Di rumah, ketika saya membuka bungkus plastiknya, kopi ini ternyata berwarna coklat tua. Sewaktu saya mencium biji kopinya, bau coklat yang kuat menyeruak ke dalam hidung saya. Ketika diseduh dengan air panas, saya bisa mencium bau yang merupakan campuran dari aroma coklat dan aroma kopi robusta. Baunya berkarakter antara lembut dan dalam. Ketika diminum, kopi ini terasa lembut sekali, tapi anehnya aroma coklat yang tadi saya cium tidak terdapat di mulut saya sedikit pun. Mulut saya sih bilang kalo kopi Bengkulu ini adalah robusta asli dan punya rasa yang dalam tapi lembut. Aha! Inilah alasan kenapa saya begitu menyukai proses pengicipan kopi. Kadang-kadang kita tidak bisa menilai rasa kopi dari aromanya karena aroma kopi bisa berbeda dari rasa kopi itu sendiri.

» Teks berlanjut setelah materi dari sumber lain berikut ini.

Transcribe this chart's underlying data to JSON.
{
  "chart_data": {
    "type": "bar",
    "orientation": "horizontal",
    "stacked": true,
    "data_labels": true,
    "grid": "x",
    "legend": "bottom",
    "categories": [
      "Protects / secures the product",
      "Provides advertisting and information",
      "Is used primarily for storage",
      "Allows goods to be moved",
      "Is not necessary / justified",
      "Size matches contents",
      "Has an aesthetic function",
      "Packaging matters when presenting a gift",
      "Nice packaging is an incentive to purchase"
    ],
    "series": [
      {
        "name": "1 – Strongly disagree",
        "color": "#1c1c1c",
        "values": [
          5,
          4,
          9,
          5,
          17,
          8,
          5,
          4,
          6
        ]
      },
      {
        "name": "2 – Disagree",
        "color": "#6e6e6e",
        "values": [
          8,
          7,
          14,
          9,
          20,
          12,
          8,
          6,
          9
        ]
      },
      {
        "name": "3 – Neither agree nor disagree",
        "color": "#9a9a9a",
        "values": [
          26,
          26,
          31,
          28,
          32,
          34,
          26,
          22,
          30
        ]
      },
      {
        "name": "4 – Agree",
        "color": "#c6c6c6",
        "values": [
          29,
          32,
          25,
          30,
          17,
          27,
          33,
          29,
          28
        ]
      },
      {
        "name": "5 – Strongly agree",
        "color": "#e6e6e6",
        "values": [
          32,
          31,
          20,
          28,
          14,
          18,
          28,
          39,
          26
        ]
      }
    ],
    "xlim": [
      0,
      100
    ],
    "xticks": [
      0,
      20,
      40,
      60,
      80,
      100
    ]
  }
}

Saya mencoba membandingkan kopi Bengkulu ini dengan kopi Sidikalang yang saya terima dari Tiur. (Thanx ya, Ito Tiur). Kopi Sidikalangnya cap Sarang Tawon dan diproduksi oleh pabrik Tunggal Jaya Prima di Medan ini. Rasa dari dua kopi ini hampir sama, tapi tetap saja karakter kopi Sidikalang ini sangat kuat sekali, baik di aroma dan rasa, dan tentu saja tanpa aroma coklat. Buat yang mau ngopi kopi yang mirip-mirip kopi Sidikalang tapi tidak bisa bertoleransi dengan karakternya yang kuat, mungkin kopi Bengkulu bisa dijadikan pilihan alternatif ngopi yang nikmat. Ini semua karena hampir semua aspek dari kopi Bengkulu hampir sama dengan kopi Sidikalang, hanya saja kopi Bengkulu datang dalam versi yang lebih lembut.

Yak, memang nikmat sekali ngopi kopi Bengkulu ini pada saat kita ingin menikmati kopi robusta yang lembut, mungkin di sore hari bersama teman-teman dengan topik pembicaraan yang ringan-ringan saja. Hmmm…….

Salam ngopi di siang hari ketika rasa ngantuk melanda dengan hebatnya.